The young man blinked, and his head went through a series of bird-like movements that Joel had come to associate with Ian thinking on the fly.

“A roommate, you say?”

“Yeah, a roommate. Why? You know someone who lives in a cool house downtown who wouldn’t mind a broke computer programmer in their spare room?”

That grin again—except without the goofiness, it was full-on blinding. “Yeah, mate, me!” The young man had extended a long-fingered, bony-knuckled hand. “I’m Ian Cooper, and I’ve got a cool top-floor
and
a spare bedroom.”

 

“So just like that, he offers you a room?” Mel was very carefully wiping the bottom of the pie tin with a manicured finger.

Joel shrugged and grinned at his big sister. Mel was a buyer for a department store in L.A. On most days, she was one hundred percent Vogue, one hundred percent of the time. But during holidays, for family, she wore ratty sweats and piled her hair on the top of her head and ate whatever she wanted. In return, Joel wore his accent in his voice like a badge of honor, and together, they could be themselves.

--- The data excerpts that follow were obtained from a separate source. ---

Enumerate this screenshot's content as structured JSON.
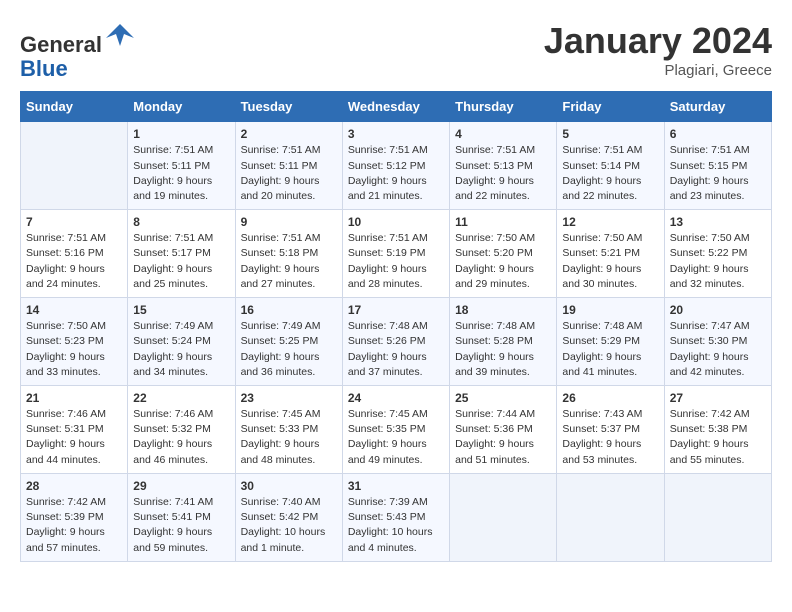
{
  "header": {
    "logo_line1": "General",
    "logo_line2": "Blue",
    "month_title": "January 2024",
    "location": "Plagiari, Greece"
  },
  "days_of_week": [
    "Sunday",
    "Monday",
    "Tuesday",
    "Wednesday",
    "Thursday",
    "Friday",
    "Saturday"
  ],
  "weeks": [
    [
      {
        "day": "",
        "empty": true
      },
      {
        "day": "1",
        "sunrise": "7:51 AM",
        "sunset": "5:11 PM",
        "daylight": "9 hours and 19 minutes."
      },
      {
        "day": "2",
        "sunrise": "7:51 AM",
        "sunset": "5:11 PM",
        "daylight": "9 hours and 20 minutes."
      },
      {
        "day": "3",
        "sunrise": "7:51 AM",
        "sunset": "5:12 PM",
        "daylight": "9 hours and 21 minutes."
      },
      {
        "day": "4",
        "sunrise": "7:51 AM",
        "sunset": "5:13 PM",
        "daylight": "9 hours and 22 minutes."
      },
      {
        "day": "5",
        "sunrise": "7:51 AM",
        "sunset": "5:14 PM",
        "daylight": "9 hours and 22 minutes."
      },
      {
        "day": "6",
        "sunrise": "7:51 AM",
        "sunset": "5:15 PM",
        "daylight": "9 hours and 23 minutes."
      }
    ],
    [
      {
        "day": "7",
        "sunrise": "7:51 AM",
        "sunset": "5:16 PM",
        "daylight": "9 hours and 24 minutes."
      },
      {
        "day": "8",
        "sunrise": "7:51 AM",
        "sunset": "5:17 PM",
        "daylight": "9 hours and 25 minutes."
      },
      {
        "day": "9",
        "sunrise": "7:51 AM",
        "sunset": "5:18 PM",
        "daylight": "9 hours and 27 minutes."
      },
      {
        "day": "10",
        "sunrise": "7:51 AM",
        "sunset": "5:19 PM",
        "daylight": "9 hours and 28 minutes."
      },
      {
        "day": "11",
        "sunrise": "7:50 AM",
        "sunset": "5:20 PM",
        "daylight": "9 hours and 29 minutes."
      },
      {
        "day": "12",
        "sunrise": "7:50 AM",
        "sunset": "5:21 PM",
        "daylight": "9 hours and 30 minutes."
      },
      {
        "day": "13",
        "sunrise": "7:50 AM",
        "sunset": "5:22 PM",
        "daylight": "9 hours and 32 minutes."
      }
    ],
    [
      {
        "day": "14",
        "sunrise": "7:50 AM",
        "sunset": "5:23 PM",
        "daylight": "9 hours and 33 minutes."
      },
      {
        "day": "15",
        "sunrise": "7:49 AM",
        "sunset": "5:24 PM",
        "daylight": "9 hours and 34 minutes."
      },
      {
        "day": "16",
        "sunrise": "7:49 AM",
        "sunset": "5:25 PM",
        "daylight": "9 hours and 36 minutes."
      },
      {
        "day": "17",
        "sunrise": "7:48 AM",
        "sunset": "5:26 PM",
        "daylight": "9 hours and 37 minutes."
      },
      {
        "day": "18",
        "sunrise": "7:48 AM",
        "sunset": "5:28 PM",
        "daylight": "9 hours and 39 minutes."
      },
      {
        "day": "19",
        "sunrise": "7:48 AM",
        "sunset": "5:29 PM",
        "daylight": "9 hours and 41 minutes."
      },
      {
        "day": "20",
        "sunrise": "7:47 AM",
        "sunset": "5:30 PM",
        "daylight": "9 hours and 42 minutes."
      }
    ],
    [
      {
        "day": "21",
        "sunrise": "7:46 AM",
        "sunset": "5:31 PM",
        "daylight": "9 hours and 44 minutes."
      },
      {
        "day": "22",
        "sunrise": "7:46 AM",
        "sunset": "5:32 PM",
        "daylight": "9 hours and 46 minutes."
      },
      {
        "day": "23",
        "sunrise": "7:45 AM",
        "sunset": "5:33 PM",
        "daylight": "9 hours and 48 minutes."
      },
      {
        "day": "24",
        "sunrise": "7:45 AM",
        "sunset": "5:35 PM",
        "daylight": "9 hours and 49 minutes."
      },
      {
        "day": "25",
        "sunrise": "7:44 AM",
        "sunset": "5:36 PM",
        "daylight": "9 hours and 51 minutes."
      },
      {
        "day": "26",
        "sunrise": "7:43 AM",
        "sunset": "5:37 PM",
        "daylight": "9 hours and 53 minutes."
      },
      {
        "day": "27",
        "sunrise": "7:42 AM",
        "sunset": "5:38 PM",
        "daylight": "9 hours and 55 minutes."
      }
    ],
    [
      {
        "day": "28",
        "sunrise": "7:42 AM",
        "sunset": "5:39 PM",
        "daylight": "9 hours and 57 minutes."
      },
      {
        "day": "29",
        "sunrise": "7:41 AM",
        "sunset": "5:41 PM",
        "daylight": "9 hours and 59 minutes."
      },
      {
        "day": "30",
        "sunrise": "7:40 AM",
        "sunset": "5:42 PM",
        "daylight": "10 hours and 1 minute."
      },
      {
        "day": "31",
        "sunrise": "7:39 AM",
        "sunset": "5:43 PM",
        "daylight": "10 hours and 4 minutes."
      },
      {
        "day": "",
        "empty": true
      },
      {
        "day": "",
        "empty": true
      },
      {
        "day": "",
        "empty": true
      }
    ]
  ]
}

“I think he just doesn’t like living alone,” he told her honestly. Ian certainly didn’t need the money.

 

Somebody’s phone was ringing, and Joel couldn’t find the damn thing. With a sigh, he started picking through the disaster in the living room. He’d just moved in the day before, and although Ian had made a good-faith effort to clean up, Joel had found him, a pile of dirty clothes in his lap, typing feverishly after about an hour of housecleaning. The man said he got distracted by his work, but until that moment, Joel thought it was probably just a charming personality quirk, not an impediment toward health, living quality, and good hygiene.